In [3]:
import pandas as pd
from sklearn.feature_extraction.text import TfidfVectorizer
from sklearn.model_selection import train_test_split
from sklearn.linear_model import LogisticRegression
from sklearn.metrics import accuracy_score


In [4]:
train_data_path = 'train_data_en.csv'  
test_data_path = 'test_data_en.csv'  
train_data = pd.read_csv(train_data_path)
test_data = pd.read_csv(test_data_path)

In [5]:
train_data['combined_text'] = train_data['Задача en'] + ' ' + train_data['Обстановка en'] + ' ' + train_data['Оптимальный план en']
test_data['combined_text'] = test_data['Задача en'] + ' ' + test_data['Обстановка en'] + ' ' + test_data['Оптимальный план en']

In [6]:
tfidf_vectorizer = TfidfVectorizer(max_features=5000)
X_train_tfidf = tfidf_vectorizer.fit_transform(train_data['combined_text'])
y_train = train_data['Успех предсказанного плана']

In [7]:
X_train, X_val, y_train, y_val = train_test_split(X_train_tfidf, y_train, test_size=0.2, random_state=42)

In [8]:
model = LogisticRegression(max_iter=1000)
model.fit(X_train, y_train)

In [9]:
y_val_pred = model.predict(X_val)
accuracy_val = accuracy_score(y_val, y_val_pred)
print(f'Accuracy on validation set: {accuracy_val}')

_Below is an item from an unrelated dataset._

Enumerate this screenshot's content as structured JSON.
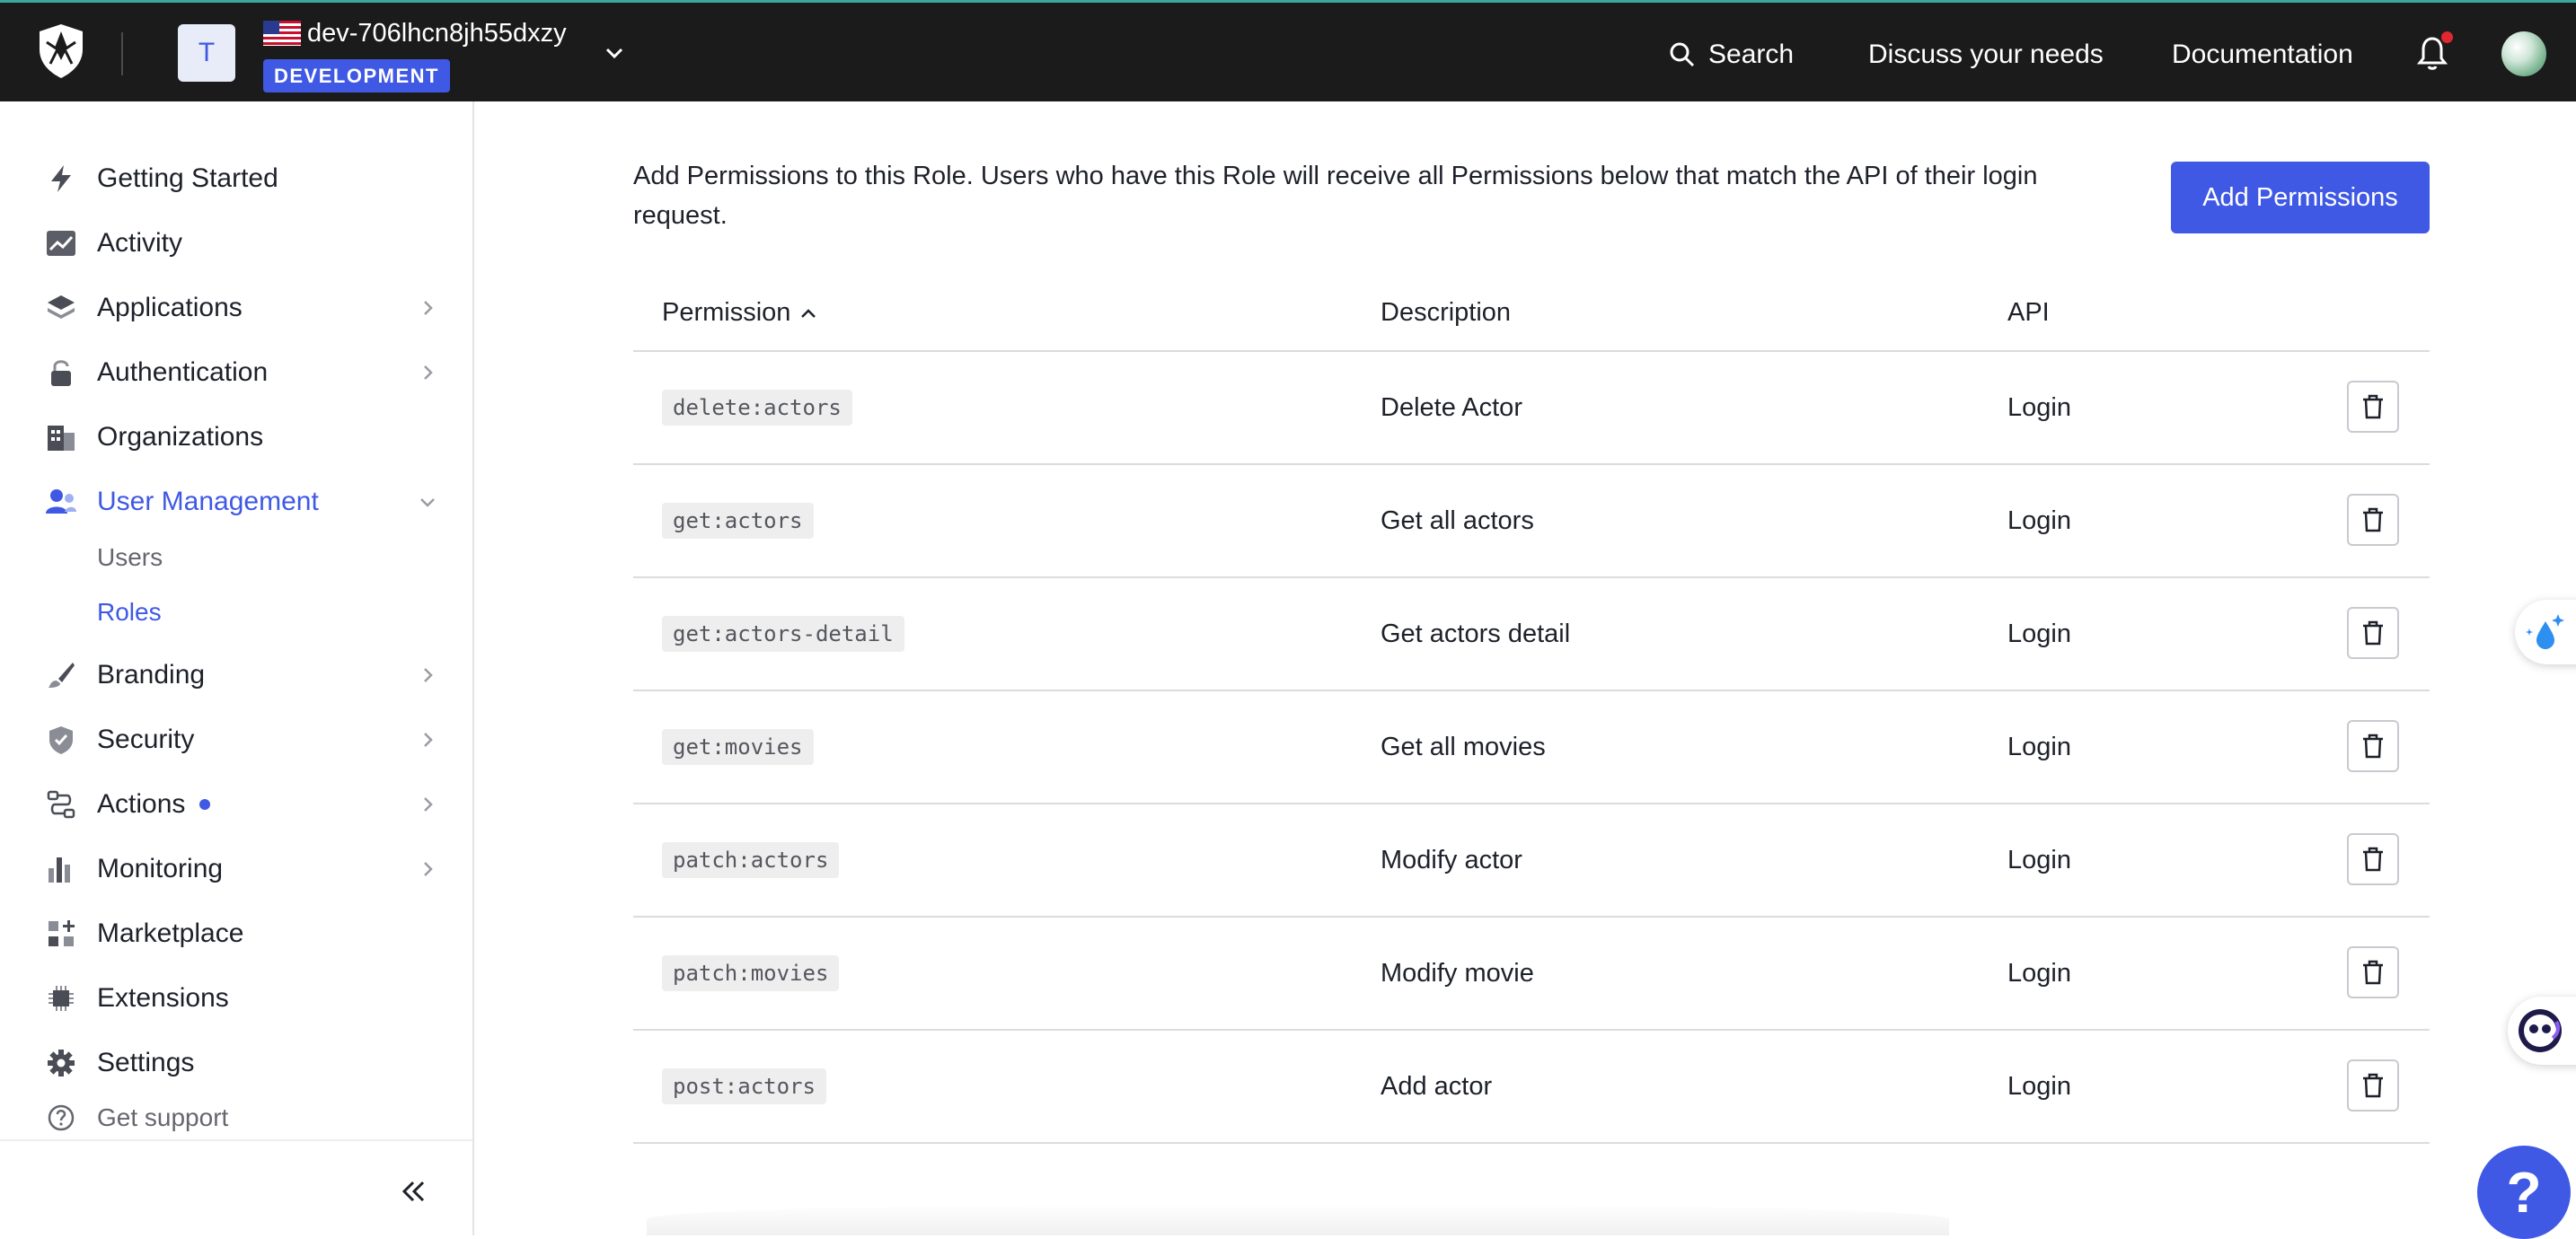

Accuracy on validation set: 0.6646971935007385


In [10]:
X_test_tfidf = tfidf_vectorizer.transform(test_data['combined_text'])

In [11]:
y_test_pred = model.predict(X_test_tfidf)

In [12]:
print(y_test_pred[:5])

[1 0 1 1 1]


In [12]:
from sklearn.metrics import accuracy_score, precision_score, recall_score, f1_score

accuracy = accuracy_score(y_test, y_test_pred)
precision = precision_score(y_test, y_test_pred)
recall = recall_score(y_test, y_test_pred)
f1 = f1_score(y_test, y_test_pred)

print(f'Accuracy: {accuracy}')
print(f'Precision: {precision}')
print(f'Recall: {recall}')
print(f'F1 Score: {f1}')